Die Türsteher am Eingang des Zaunes begrüßen die Gäste freundlich und es kommt ein Gefühl der Vertrautheit auf. Geht man dann weiter in den oberen Bereich des Gebäudes auf Straßenlevel wird man von einem kleinen Raum mit Bar, Bühne und Wuzeltisch begrüßt. Oft finden hier kleine Konzerte von noch nicht so bekannten Bands statt, die den Raum dann bis zum Bersten füllen. Das Ambiente ist nett, aber nicht unbedingt als gemütlich zu beschreiben, ein Zeichen über der Bar und über den Eingängen weist auch auf Vorsicht vor Taschendieben hin. Was wieder daran erinnert, wo in Wien man sich eigentlich befindet.

Von Außen kommt man über ein paar Stufen hinunter in die Wanne, eine Halle für Konzerte und DJ-Auftritte, die besonders jenes Publikum anzusprechen scheint, das das Flex schon für zu kommerziell hält. Interessante Visuals gepaart mit der Lagerhallen-Atmosphäre erinnert an alternative Locations aus vergangen Jahrzehnten. Musikalisch gesehen bietet die Wanne besonders Elektronik-Fans (Minimal, D’n’B, ....) ein besonderes Schnäppchen in Wien.

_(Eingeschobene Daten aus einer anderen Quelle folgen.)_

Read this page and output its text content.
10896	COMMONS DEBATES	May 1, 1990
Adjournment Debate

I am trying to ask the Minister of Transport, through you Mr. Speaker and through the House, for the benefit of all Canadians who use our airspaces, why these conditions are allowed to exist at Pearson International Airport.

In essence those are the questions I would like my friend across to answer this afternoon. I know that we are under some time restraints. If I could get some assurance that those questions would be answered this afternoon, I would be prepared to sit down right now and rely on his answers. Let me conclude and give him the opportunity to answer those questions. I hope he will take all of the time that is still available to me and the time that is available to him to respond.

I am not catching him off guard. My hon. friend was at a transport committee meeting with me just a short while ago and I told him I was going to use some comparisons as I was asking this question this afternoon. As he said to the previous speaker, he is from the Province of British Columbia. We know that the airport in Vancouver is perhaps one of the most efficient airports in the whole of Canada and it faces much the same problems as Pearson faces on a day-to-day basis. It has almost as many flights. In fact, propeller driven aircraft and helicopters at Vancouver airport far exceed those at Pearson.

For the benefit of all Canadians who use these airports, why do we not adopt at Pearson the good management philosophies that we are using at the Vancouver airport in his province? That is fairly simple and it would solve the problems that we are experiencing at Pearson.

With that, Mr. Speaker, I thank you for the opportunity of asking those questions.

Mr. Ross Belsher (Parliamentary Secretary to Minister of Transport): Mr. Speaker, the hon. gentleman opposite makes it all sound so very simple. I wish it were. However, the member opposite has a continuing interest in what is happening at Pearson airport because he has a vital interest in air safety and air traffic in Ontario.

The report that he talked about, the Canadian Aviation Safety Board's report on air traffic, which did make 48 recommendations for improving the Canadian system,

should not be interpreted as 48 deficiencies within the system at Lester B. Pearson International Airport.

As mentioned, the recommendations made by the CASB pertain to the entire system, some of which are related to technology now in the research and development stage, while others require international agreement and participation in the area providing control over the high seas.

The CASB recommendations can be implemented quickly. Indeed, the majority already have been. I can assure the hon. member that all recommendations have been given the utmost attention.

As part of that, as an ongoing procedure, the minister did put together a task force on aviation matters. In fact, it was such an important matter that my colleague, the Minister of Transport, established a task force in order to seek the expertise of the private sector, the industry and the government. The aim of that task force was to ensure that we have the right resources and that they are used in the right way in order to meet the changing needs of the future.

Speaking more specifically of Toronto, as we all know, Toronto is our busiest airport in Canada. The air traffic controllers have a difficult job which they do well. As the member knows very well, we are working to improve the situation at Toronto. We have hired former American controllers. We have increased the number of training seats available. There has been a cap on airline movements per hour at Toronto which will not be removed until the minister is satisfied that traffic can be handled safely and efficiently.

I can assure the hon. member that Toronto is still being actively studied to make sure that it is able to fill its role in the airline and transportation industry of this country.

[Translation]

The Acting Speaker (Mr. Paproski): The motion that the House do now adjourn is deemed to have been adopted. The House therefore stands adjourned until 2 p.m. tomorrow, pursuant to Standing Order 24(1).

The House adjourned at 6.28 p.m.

Die Preise sind leider nicht so wie man sie hier erwarten würden, ein Bier um 3,70 plus Einsatz, passt nicht in diese „Heruntergekommene Bude“, jedoch sind die Preise für die Events (DJs Gebrüder Teichmann zum Beispiel 10€) scheinen fair.

Fazit: Wer lieber abseits der kommerziellen Szene seinen Abend genießen will, kommt hier auf seine Kosten. Interessantes Ambiente, gute Musik und ein kommunikatives Publikum, ein Ort wie man ihn in jeder Stadt gerne mal zufällig finden würde.